Determining the Location of a 220 KV Overhead Line Fault Using the Wave (Traveling Wave) Method

Abstract

This thesis presents a procedure for the accurate computation of 220 kV overhead transmission line fault location using the traveling wave (TW) method of fault location. Compared to traditional impedance-based methods with high sensitivity to fault resistance, load flow, and system parameters, the traveling wave method is highly accurate based on the physical electromagnetic transients propagation time.

The traveling wave technique depends on the observation of the high-frequency voltage and current transients created during fault, traveling along the line nearly at light speed. The accurate location of a fault can be computed by measuring the time-of-arrival of the first wavefronts at the line terminals. Essential to such precise high accuracy is sub-microsecond resolution offered by cutting-edge GPS time synchronization and MHz-range high-frequency data sampling that avoid the limitations of earlier TW systems.

The research makes use of the two-ended fault location technique, which sets the first wave front arrival times at both local (tL) and remote (tR) line ends.

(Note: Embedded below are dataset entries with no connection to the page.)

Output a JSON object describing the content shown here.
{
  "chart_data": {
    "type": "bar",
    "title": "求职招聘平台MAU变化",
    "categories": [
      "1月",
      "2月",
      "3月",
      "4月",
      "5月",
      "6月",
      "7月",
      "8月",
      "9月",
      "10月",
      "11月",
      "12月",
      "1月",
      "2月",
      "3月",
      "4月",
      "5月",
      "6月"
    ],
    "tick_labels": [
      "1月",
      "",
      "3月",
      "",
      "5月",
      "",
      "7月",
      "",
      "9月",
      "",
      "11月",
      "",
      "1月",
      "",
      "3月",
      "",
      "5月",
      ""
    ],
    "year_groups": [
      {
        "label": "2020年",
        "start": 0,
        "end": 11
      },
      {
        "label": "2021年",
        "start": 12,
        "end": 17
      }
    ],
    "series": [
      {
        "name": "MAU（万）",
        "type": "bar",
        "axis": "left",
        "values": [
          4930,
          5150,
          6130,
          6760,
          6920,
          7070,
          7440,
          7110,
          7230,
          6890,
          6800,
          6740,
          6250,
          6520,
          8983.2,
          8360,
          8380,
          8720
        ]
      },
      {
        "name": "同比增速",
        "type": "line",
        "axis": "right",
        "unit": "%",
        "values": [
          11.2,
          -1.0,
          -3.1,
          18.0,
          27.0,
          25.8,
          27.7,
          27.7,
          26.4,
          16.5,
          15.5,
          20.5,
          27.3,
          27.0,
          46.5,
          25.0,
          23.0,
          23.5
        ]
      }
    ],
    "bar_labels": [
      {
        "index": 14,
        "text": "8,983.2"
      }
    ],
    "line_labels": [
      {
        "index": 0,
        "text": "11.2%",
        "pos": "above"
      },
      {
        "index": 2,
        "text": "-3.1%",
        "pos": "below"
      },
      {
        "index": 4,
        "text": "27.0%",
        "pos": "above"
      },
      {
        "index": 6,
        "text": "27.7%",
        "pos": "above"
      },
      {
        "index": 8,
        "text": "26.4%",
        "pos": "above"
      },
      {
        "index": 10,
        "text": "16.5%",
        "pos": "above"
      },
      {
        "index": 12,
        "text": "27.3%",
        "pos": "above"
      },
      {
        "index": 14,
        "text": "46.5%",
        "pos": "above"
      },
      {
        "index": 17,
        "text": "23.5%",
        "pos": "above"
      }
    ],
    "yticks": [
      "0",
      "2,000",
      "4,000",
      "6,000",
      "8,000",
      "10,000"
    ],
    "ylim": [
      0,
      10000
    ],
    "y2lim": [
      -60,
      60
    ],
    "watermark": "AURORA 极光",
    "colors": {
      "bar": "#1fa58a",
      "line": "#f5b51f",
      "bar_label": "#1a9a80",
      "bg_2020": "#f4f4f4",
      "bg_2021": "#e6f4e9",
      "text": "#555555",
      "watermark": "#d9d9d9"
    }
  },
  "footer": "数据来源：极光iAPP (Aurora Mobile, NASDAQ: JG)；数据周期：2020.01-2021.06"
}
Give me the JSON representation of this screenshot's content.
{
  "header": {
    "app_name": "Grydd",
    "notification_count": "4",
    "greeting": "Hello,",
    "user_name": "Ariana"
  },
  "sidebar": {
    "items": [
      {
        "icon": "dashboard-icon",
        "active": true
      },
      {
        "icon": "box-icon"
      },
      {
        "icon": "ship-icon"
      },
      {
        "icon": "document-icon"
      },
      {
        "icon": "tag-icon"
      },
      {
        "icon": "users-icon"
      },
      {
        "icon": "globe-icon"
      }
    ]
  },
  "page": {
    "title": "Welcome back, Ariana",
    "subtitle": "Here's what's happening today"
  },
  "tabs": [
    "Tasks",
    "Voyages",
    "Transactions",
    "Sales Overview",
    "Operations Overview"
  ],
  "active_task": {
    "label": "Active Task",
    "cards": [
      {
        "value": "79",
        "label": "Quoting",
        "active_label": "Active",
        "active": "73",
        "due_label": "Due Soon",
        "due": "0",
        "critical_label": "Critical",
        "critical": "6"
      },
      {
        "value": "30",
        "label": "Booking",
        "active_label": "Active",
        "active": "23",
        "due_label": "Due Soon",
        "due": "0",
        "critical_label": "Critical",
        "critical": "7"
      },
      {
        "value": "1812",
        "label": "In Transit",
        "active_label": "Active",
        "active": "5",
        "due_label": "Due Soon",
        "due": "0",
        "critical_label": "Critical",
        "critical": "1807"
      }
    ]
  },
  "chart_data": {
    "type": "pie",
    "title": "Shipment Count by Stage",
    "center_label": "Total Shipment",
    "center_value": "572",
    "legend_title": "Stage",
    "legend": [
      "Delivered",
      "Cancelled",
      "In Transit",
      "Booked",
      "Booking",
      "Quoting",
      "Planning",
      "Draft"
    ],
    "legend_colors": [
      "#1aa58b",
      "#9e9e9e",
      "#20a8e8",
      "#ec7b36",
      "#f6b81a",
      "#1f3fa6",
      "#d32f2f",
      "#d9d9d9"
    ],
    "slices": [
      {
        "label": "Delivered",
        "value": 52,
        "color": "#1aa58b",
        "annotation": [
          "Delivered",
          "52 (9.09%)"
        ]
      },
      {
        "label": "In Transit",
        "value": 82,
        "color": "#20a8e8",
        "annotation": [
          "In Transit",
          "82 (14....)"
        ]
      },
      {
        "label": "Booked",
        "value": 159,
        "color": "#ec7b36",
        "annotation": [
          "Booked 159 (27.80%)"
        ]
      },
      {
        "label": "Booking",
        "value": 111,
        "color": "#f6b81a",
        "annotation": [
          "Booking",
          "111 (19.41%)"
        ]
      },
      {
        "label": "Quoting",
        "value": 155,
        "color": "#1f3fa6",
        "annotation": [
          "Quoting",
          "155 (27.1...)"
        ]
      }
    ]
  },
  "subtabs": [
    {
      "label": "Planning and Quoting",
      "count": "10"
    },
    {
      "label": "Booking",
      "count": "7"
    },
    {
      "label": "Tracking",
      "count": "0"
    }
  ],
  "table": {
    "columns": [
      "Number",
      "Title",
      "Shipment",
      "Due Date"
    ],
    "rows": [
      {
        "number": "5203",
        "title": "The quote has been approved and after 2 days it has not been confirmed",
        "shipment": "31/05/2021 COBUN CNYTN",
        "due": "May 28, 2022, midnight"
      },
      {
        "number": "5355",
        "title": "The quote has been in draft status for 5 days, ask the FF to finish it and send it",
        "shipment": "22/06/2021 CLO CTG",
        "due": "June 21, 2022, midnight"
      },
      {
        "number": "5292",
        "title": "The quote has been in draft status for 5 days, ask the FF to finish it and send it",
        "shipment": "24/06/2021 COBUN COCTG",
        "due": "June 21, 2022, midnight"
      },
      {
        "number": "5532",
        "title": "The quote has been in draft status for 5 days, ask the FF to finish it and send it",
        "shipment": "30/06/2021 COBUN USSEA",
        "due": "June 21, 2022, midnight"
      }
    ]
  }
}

The core of the research is the Simulink model developed in MATLAB to simulate 220 kV transmission line using the distributed parameter model.

This model has a specific Traveling Wave Fault Locator (TWFL) subsystem for calculating propagation velocity from line inductance and capacitance and end fault distance. This simulation confirms the high accuracy of the principle, where it is able to identify faults with a precision of several hundred meters and contribute towards quicker restoration of systems and lower outage duration. The work acknowledges significant challenges, including expense and complexity of the high-speed data acquisition equipment required, and possibility of signal noise and wave reflection leading to inaccuracy. Future research directions, like combining machine learning with hybrid TW-impedance schemes, are mentioned as one possible means of further enhancing this significant power system protection technology's reliability and application.